Der Widerspruch könnte kaum eklatanter sein: Das Milieu der Verschwörungstheorie ist die Informationsgesellschaft, das Milieu der Verschwörung hingegen der Stammesverband. Die historische Zwischenform, der Feudalismus, ist die durch ihr Heraustreten aus der Geheimhaltung geadelte Verschwörung, die sich nur noch als erklärte Aristokratie den kapitalistischen Sachzwängen gegenüber behaupten konnte. All diese Gesellschaftsordnungen haben wenn nicht bis heute, so doch bis gestern auf der Erde nebeneinander existiert, so daß der Triumphzug der Verschwörungstheorie im zwanzigsten Jahrhundert von Adolf Stöcker bis Ayatollah Khomeini als eine Folge der in ihrer Begegnung entstandenen Konfusion gedeutet werden kann.
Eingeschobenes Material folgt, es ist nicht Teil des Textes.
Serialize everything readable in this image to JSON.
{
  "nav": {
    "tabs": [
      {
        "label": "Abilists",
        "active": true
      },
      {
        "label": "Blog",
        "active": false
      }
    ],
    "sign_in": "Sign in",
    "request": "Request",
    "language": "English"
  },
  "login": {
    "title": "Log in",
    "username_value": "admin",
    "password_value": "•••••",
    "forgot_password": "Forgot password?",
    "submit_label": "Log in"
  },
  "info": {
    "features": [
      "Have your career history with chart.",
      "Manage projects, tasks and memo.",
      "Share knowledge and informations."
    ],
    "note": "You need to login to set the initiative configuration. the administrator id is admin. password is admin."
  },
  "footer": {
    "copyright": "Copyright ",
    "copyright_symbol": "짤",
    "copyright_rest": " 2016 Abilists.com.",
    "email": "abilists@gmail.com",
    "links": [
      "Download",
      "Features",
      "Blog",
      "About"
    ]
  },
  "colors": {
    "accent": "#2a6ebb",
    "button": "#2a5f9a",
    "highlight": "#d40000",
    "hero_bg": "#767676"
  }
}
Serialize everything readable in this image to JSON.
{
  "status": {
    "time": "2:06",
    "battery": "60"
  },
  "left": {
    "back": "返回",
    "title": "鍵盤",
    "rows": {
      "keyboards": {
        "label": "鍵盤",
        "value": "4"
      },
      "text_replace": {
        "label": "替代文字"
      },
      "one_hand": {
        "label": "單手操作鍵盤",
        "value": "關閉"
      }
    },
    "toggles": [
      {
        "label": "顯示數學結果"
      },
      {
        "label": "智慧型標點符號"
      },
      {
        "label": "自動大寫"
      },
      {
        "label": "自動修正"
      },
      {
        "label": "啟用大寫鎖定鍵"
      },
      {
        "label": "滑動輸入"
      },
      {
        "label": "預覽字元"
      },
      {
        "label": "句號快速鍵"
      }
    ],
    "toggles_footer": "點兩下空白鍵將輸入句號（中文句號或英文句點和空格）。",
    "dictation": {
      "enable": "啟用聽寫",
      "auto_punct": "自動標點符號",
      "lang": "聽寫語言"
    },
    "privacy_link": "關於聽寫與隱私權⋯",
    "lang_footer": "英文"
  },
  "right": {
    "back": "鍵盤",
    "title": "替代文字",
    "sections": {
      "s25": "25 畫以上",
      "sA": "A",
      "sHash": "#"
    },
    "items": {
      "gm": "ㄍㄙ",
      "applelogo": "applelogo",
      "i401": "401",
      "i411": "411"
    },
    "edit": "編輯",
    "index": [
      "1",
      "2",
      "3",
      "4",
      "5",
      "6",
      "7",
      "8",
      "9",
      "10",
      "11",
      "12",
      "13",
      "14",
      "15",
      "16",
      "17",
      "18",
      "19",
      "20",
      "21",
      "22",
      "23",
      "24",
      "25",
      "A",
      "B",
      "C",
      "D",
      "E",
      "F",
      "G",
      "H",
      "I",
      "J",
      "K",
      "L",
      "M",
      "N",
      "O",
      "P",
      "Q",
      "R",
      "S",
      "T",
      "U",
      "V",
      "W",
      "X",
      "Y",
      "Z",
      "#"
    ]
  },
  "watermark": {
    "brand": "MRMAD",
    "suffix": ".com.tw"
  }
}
So auch die Ausstellung des Freiburger Völkerkundemuseums, die natürlich nicht ohne das obligatorische antiamerikanische Quotenexponat auskommt: Die Schaufensterpuppe, die in der Vitrine die Insignien des American Indian Movement präsentiert, trägt auch ein T-Shirt, das sich ausdrücklich an Bush und Cheney abarbeitet. Also fragte ich Ed Bryant bei der Souvenirausgabe was er über Leonard Peltier denkt, das 1976 in Kanada festgenommene und an die USA ausgelieferte Aushängeschild dieser Bewegung (mp3).